Grand Central
- Company type: Discount store
- Founded: 1928
- Founders: Maurice Warshaw
- Defunct: 1984
- Fate: Acquired by Fred Meyer
- Headquarters: Salt Lake City, Utah
- Number of locations: 31 (1984)
- Areas served: Arizona, Idaho, Nevada, New Mexico, Utah, Wyoming (1984)

= Grand Central (store) =

Grand Central was a chain of discount department stores based in Salt Lake City, Utah. At its peak, the chain operated over 30 stores in Arizona, Idaho, Nevada, New Mexico, Utah, Wyoming. It was acquired by Portland, Oregon-based retailer Fred Meyer in 1984, which rebranded most of the Grand Central locations to Fred Meyer.

==History==
Grand Central was founded by Russian immigrant Maurice Warshaw (1898 – January 5, 1979), who opened a produce stand on the corner of 900 South and Main Street in Salt Lake City, Utah in 1928. After finding success selling Kellogg's Corn Flakes, Warshaw expanded his business beyond produce by adding his own meat and grocery departments. In 1946, Warshaw partnered with his son, Keith, and son-in-law, Don Mackey, to expand the retailer to multiple locations. Maurice Warshaw left the company in the 1950s to focus on humanitarian work and left management duties to his son and Mackey.

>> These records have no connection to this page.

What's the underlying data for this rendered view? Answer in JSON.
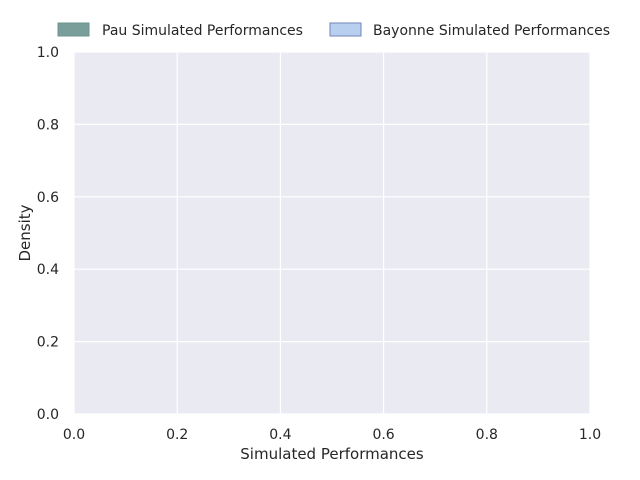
{
  "chart_data": {
    "type": "area",
    "title": "",
    "xlabel": "Simulated Performances",
    "ylabel": "Density",
    "xlim": [
      0.0,
      1.0
    ],
    "ylim": [
      0.0,
      1.0
    ],
    "xticks": [
      0.0,
      0.2,
      0.4,
      0.6,
      0.8,
      1.0
    ],
    "yticks": [
      0.0,
      0.2,
      0.4,
      0.6,
      0.8,
      1.0
    ],
    "xtick_labels": [
      "0.0",
      "0.2",
      "0.4",
      "0.6",
      "0.8",
      "1.0"
    ],
    "ytick_labels": [
      "0.0",
      "0.2",
      "0.4",
      "0.6",
      "0.8",
      "1.0"
    ],
    "grid": true,
    "legend_placement": "top, above plot",
    "series": [
      {
        "name": "Pau Simulated Performances",
        "color": "#7a9e9a",
        "edge_color": "#6e9490",
        "values": []
      },
      {
        "name": "Bayonne Simulated Performances",
        "color": "#b9cff0",
        "edge_color": "#6f84b7",
        "values": []
      }
    ],
    "plot_background": "#eaeaf2",
    "grid_color": "#ffffff"
  }
}
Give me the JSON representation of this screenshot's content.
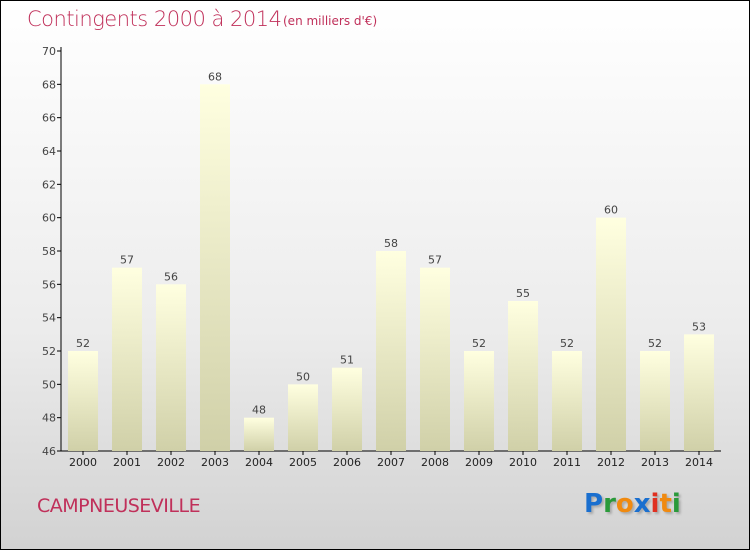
{
  "chart_data": {
    "type": "bar",
    "title": "Contingents 2000 à 2014",
    "subtitle": "(en milliers d'€)",
    "categories": [
      "2000",
      "2001",
      "2002",
      "2003",
      "2004",
      "2005",
      "2006",
      "2007",
      "2008",
      "2009",
      "2010",
      "2011",
      "2012",
      "2013",
      "2014"
    ],
    "values": [
      52,
      57,
      56,
      68,
      48,
      50,
      51,
      58,
      57,
      52,
      55,
      52,
      60,
      52,
      53
    ],
    "ylim": [
      46,
      70
    ],
    "yticks": [
      46,
      48,
      50,
      52,
      54,
      56,
      58,
      60,
      62,
      64,
      66,
      68,
      70
    ],
    "xlabel": "",
    "ylabel": ""
  },
  "footer": {
    "city": "CAMPNEUSEVILLE",
    "logo": "Proxiti"
  },
  "colors": {
    "title": "#c0305a",
    "bar_top": "#ffffe0",
    "bar_bottom": "#d0d0a8"
  }
}
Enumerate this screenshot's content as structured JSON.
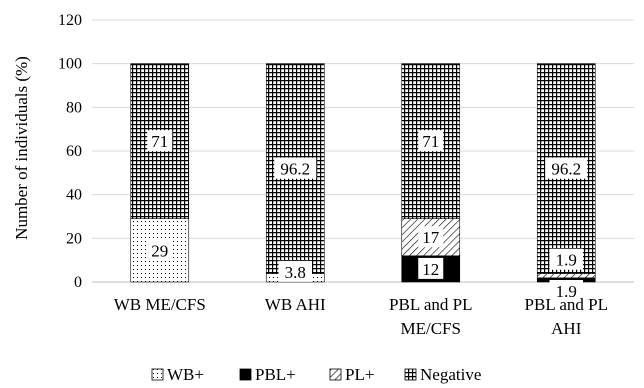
{
  "chart_data": {
    "type": "bar",
    "stacked": true,
    "ylabel": "Number of individuals (%)",
    "ylim": [
      0,
      120
    ],
    "yticks": [
      "0",
      "20",
      "40",
      "60",
      "80",
      "100",
      "120"
    ],
    "categories": [
      [
        "WB ME/CFS"
      ],
      [
        "WB AHI"
      ],
      [
        "PBL and PL",
        "ME/CFS"
      ],
      [
        "PBL and PL",
        "AHI"
      ]
    ],
    "series": [
      {
        "name": "WB+",
        "pattern": "dots",
        "values": [
          29,
          3.8,
          0,
          0
        ],
        "labels": [
          "29",
          "3.8",
          "",
          ""
        ]
      },
      {
        "name": "PBL+",
        "pattern": "solid",
        "values": [
          0,
          0,
          12,
          1.9
        ],
        "labels": [
          "",
          "",
          "12",
          "1.9"
        ]
      },
      {
        "name": "PL+",
        "pattern": "diagonal",
        "values": [
          0,
          0,
          17,
          1.9
        ],
        "labels": [
          "",
          "",
          "17",
          "1.9"
        ]
      },
      {
        "name": "Negative",
        "pattern": "grid",
        "values": [
          71,
          96.2,
          71,
          96.2
        ],
        "labels": [
          "71",
          "96.2",
          "71",
          "96.2"
        ]
      }
    ],
    "legend_position": "bottom",
    "grid": "horizontal"
  }
}
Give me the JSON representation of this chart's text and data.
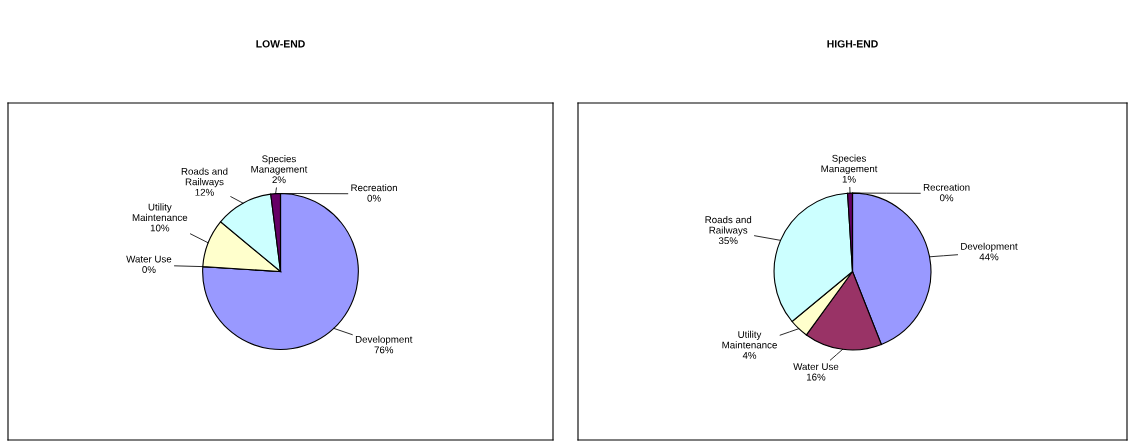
{
  "chart_data": [
    {
      "type": "pie",
      "title": "LOW-END",
      "categories": [
        "Development",
        "Water Use",
        "Utility\nMaintenance",
        "Roads and\nRailways",
        "Species\nManagement",
        "Recreation"
      ],
      "values": [
        76,
        0,
        10,
        12,
        2,
        0
      ],
      "value_labels": [
        "76%",
        "0%",
        "10%",
        "12%",
        "2%",
        "0%"
      ],
      "colors": [
        "#9999ff",
        "#993366",
        "#ffffcc",
        "#ccffff",
        "#660066",
        "#ff8080"
      ]
    },
    {
      "type": "pie",
      "title": "HIGH-END",
      "categories": [
        "Development",
        "Water Use",
        "Utility\nMaintenance",
        "Roads and\nRailways",
        "Species\nManagement",
        "Recreation"
      ],
      "values": [
        44,
        16,
        4,
        35,
        1,
        0
      ],
      "value_labels": [
        "44%",
        "16%",
        "4%",
        "35%",
        "1%",
        "0%"
      ],
      "colors": [
        "#9999ff",
        "#993366",
        "#ffffcc",
        "#ccffff",
        "#660066",
        "#ff8080"
      ]
    }
  ]
}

The chain then expanded to sell clothing, electric gadgets, hardware, kitchenware, medicine, and toys.

In 1960, Grand Central sold its food operations to Los Angeles, California-based Mayfair Markets. The chain entered Idaho through the acquisition of Bosko Super Stores from Boise-based grocery retailer Albertsons in June 1963. In 1971, the company went public.

In March 1984, Portland, Oregon-based retailer Fred Meyer announced the purchase of Grand Central for US$11 per share, a transactional value of nearly US$25 million. At the time, Grand Central operated 31 stores and employed about 2,900 people in Idaho, Nevada, New Mexico, Utah, and Wyoming. 21 stores in Idaho and Utah were rebranded by Fred Meyer, while stores in Nevada and Wyoming were closed. Seven stores in New Mexico were later acquired by Walmart in January 1985.